A Time to Break Down Doors – A Time to Wait by Dr. Elliot Prager

(2016/5777)

The story is told of the Skierniewice Rebbe who was asked by one of the town’s wealthy Gevirim to speak with his daughter who had run away to a local convent with the intent of converting to Catholicism. The Rebbe immediately set out for the convent but was denied entry. He then wrote and had delivered a letter to the young woman, informing her that he would wait for two days on the corner opposite the convent, seeking only to speak with her. If by midnight of the second day she did not appear, he would understand that she had no interest in meeting with him and he would return home. And so, midnight of the second day came and went and the woman did not appear. The Rebbe decided that he would remain on the corner a third day and night. Shortly after midnight on the third day the Gevir’s daughter emerged from the convent, crossed the street and spoke at length with the Skierniewice Rebbe. She returned to the convent that night, but not for long. Several months later, the Gevir paid a personal visit to the Rebbe to inform him that his daughter was engaged to one of the finest young Torah scholars in town.

At the wedding celebration, the Rebbe went over to the Kallah and asked her a question that had preoccupied his mind since their fateful meeting on the street corner: “If you remember, I had written a note to you that I would wait for two days and nights across from the convent and that I would abandon the street corner if you didn’t show up by midnight of the second night. What made you think that I would still be waiting for you a third night?” Without hesitation, the Kallah replied: “Knowing you as I do, Rebbe, I knew that you would never give up waiting for me.”

As a number of Midrashim emphasize, Hashem intentionally chooses to destroy the world with the flood, since it takes time for the rain to develop into a catastrophic deluge and perhaps, in the time that it takes for nature to fulfill Hashem’s plan, mankind would see that this was no empty threat and they would be motivated to do Teshuvah. Yet, Noach has no interest in the lives of those beyond his immediate family. Just as the Dor HaHaflagah is driven only by their concern for the needs of the larger society, so Noach has no faith or hope that those around him are capable of changing their ways and thus he can focus only on the individual – himself and his family.

In the age of nanoseconds, we have lost the ability to wait. Whether it’s waiting 15 seconds to get onto the internet or tolerating delayed gratification of something we desire, we live in a world in which we’ve come to expect immediate responses, immediate solutions to problems, instant gratification, quick remedies and quick fixes. Our patience for “answers” is measured not in days, months or years, but in the length of a sound bite.

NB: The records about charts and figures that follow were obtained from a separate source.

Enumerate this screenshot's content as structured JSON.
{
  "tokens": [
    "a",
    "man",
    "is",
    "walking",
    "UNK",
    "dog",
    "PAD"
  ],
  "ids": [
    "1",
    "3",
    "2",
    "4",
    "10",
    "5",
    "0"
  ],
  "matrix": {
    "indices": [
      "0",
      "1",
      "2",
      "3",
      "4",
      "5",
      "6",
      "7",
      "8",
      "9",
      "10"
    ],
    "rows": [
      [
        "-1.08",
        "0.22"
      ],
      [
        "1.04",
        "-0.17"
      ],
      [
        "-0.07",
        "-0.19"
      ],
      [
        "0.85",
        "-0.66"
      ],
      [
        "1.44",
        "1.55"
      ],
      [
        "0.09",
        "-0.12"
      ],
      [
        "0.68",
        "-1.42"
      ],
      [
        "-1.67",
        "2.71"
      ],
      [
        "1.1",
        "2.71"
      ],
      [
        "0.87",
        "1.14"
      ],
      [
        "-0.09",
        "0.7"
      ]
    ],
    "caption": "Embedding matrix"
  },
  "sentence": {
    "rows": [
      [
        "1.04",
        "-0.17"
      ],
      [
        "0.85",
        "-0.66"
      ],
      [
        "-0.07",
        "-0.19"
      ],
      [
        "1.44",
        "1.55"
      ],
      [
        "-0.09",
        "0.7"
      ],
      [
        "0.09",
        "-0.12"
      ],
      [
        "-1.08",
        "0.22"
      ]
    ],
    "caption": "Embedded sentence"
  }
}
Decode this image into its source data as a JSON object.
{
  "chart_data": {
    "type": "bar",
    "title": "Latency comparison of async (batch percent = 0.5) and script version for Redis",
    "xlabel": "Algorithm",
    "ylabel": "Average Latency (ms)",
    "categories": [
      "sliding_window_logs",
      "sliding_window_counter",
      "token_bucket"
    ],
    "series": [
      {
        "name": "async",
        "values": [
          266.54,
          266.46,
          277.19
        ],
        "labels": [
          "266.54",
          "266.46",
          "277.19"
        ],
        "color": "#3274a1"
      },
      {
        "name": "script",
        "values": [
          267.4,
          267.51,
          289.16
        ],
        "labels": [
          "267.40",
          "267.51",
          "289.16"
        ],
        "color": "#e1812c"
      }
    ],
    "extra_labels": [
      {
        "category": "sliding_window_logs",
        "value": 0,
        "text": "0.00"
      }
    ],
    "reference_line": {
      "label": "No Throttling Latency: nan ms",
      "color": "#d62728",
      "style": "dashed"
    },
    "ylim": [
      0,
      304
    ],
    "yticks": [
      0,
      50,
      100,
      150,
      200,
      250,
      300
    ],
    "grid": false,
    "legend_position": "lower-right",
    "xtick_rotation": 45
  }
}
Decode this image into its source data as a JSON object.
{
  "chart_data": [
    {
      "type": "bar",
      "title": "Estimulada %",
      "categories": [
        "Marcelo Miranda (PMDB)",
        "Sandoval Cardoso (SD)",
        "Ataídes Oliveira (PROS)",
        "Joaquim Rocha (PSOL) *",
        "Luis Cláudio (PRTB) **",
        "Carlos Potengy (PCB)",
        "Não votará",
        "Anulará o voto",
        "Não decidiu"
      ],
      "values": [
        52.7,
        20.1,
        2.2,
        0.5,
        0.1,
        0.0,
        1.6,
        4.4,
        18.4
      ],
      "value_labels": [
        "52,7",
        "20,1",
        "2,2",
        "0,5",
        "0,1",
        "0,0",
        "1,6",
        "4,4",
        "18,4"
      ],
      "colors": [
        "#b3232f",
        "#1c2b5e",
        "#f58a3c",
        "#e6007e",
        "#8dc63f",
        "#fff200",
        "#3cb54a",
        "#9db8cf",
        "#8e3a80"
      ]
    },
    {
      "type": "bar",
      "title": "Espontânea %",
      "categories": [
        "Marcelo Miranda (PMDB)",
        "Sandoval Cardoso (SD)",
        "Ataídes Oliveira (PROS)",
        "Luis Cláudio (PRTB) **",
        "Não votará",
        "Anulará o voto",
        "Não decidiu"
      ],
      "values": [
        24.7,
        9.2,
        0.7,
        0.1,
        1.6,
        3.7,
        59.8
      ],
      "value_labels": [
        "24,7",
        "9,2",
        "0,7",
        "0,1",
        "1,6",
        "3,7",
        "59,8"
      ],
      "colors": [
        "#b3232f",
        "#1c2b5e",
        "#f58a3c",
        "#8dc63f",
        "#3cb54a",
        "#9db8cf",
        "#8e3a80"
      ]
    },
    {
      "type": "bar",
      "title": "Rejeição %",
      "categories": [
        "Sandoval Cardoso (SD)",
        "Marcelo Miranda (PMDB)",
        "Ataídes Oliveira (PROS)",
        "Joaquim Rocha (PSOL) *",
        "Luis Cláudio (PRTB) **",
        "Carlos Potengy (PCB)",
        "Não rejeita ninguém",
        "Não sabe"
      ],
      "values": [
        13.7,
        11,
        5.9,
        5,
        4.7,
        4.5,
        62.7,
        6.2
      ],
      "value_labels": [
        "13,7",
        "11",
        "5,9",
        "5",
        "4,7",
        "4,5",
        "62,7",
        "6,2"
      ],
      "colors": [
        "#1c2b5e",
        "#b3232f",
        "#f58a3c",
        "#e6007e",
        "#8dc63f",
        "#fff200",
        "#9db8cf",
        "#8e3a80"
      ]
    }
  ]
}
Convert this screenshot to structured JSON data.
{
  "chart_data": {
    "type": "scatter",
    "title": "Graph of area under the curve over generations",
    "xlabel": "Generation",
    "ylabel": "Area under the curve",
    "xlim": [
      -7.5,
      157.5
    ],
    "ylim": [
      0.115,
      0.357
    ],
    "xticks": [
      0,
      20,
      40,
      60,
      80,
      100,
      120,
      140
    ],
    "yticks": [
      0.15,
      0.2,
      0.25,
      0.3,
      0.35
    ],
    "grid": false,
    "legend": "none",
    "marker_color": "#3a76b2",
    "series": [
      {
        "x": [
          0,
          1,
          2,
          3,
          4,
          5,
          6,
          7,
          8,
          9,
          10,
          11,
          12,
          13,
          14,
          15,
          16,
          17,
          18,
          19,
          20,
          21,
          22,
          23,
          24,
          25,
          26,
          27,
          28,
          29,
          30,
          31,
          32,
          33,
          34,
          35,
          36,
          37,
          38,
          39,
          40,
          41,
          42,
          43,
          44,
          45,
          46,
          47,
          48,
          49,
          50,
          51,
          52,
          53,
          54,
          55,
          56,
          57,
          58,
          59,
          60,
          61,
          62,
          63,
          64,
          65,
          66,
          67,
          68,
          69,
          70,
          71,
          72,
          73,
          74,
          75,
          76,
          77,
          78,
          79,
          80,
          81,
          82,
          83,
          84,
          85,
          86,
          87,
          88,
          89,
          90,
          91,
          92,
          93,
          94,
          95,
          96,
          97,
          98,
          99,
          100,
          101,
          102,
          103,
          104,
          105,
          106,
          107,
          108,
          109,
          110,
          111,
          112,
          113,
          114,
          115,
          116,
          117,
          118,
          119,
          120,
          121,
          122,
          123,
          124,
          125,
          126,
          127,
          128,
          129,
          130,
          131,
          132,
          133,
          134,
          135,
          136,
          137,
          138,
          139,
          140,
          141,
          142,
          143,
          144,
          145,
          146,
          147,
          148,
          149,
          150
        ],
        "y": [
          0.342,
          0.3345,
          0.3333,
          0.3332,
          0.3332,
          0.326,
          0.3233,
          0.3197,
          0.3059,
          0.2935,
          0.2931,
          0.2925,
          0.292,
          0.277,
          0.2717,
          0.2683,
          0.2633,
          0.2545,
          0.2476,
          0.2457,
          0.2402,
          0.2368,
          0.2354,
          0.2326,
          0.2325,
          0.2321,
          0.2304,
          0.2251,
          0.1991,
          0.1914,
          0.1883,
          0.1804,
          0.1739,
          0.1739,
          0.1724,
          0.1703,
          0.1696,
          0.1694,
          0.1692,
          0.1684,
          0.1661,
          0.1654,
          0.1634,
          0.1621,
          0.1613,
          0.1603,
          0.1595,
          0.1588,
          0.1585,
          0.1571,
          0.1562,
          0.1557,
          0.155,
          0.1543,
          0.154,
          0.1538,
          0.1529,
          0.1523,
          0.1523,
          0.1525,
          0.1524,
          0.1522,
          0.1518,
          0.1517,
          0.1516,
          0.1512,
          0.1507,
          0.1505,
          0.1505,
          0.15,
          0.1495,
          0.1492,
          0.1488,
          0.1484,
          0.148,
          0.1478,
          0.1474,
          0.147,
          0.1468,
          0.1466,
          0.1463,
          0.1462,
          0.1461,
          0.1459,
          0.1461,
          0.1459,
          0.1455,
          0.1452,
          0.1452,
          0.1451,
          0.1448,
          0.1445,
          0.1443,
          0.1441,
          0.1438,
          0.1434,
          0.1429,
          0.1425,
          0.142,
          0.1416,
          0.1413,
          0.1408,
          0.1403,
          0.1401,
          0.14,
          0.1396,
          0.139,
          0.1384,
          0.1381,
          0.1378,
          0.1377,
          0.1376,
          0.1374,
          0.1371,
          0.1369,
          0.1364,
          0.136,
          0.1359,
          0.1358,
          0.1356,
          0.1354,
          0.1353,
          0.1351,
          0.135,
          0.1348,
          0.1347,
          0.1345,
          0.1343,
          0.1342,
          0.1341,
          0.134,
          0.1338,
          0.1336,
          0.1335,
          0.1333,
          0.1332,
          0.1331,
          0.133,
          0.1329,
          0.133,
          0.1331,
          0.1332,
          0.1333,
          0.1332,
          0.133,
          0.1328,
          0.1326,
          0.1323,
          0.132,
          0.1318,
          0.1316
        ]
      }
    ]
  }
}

Judaism dictates moments and circumstances when we must act, and act quickly: we cannot stand by in the face of evil and injustice; we cannot stand by and wait helpless when there is a world that requires Tikkun; we cannot wait when we have it in our power to take history into our hands and move the process of redemption one step closer. The waters of Yam Suf, the Midrash tells us, did not part until Nachshon ben Aminadav jumped in. And, while Noach waits patiently (or fearfully) for Hashem to instruct him to leave the ark, the Midrash Tanchuma quotes Rabi Yehudah bar Ilai’s daring statement: “If I had been there I would have broken down the door and taken myself out.” How prescient that statement is in light of the 19th century Zionist movement’s bid to reclaim control over Jewish destiny and their impatience with waiting in Galut.

But our tradition also teaches us to wait and never to abandon hope: “Ki Mechakim Anachnu Lach” “We are waiting for You,” Ashkenazic Jews recite in the Shabbat and Yom Tov Shacharit Kedushah. And have we not continued to say throughout the generations and long nights of Jewish history, “..... VeAf Al Pi SheYitma’meiha, Im Kol Zeh Achakeh Lo?” Is not our God a “Keil Erech Apayim,” “a God slow to anger” who wants only for us to return to Him?

In our world of instant everything, we make snap judgments of others, we are impatient for change in others and despair of immediate transformations, often in those we love and care about most. We give up all too quickly on our children, on our spouses, on our friends, on our leaders. The art of Teshuvah is not only the ability, willingness, readiness to admit to others our shortcomings; it is not only having the inner strength to ask others for forgiveness. It is about the ability to refuse to abandon the street corner and the ability to hold fast to the hope and faith that those who have in one way or another disappointed us or who fall short of our ideals and expectations will eventually reunite with us on that corner.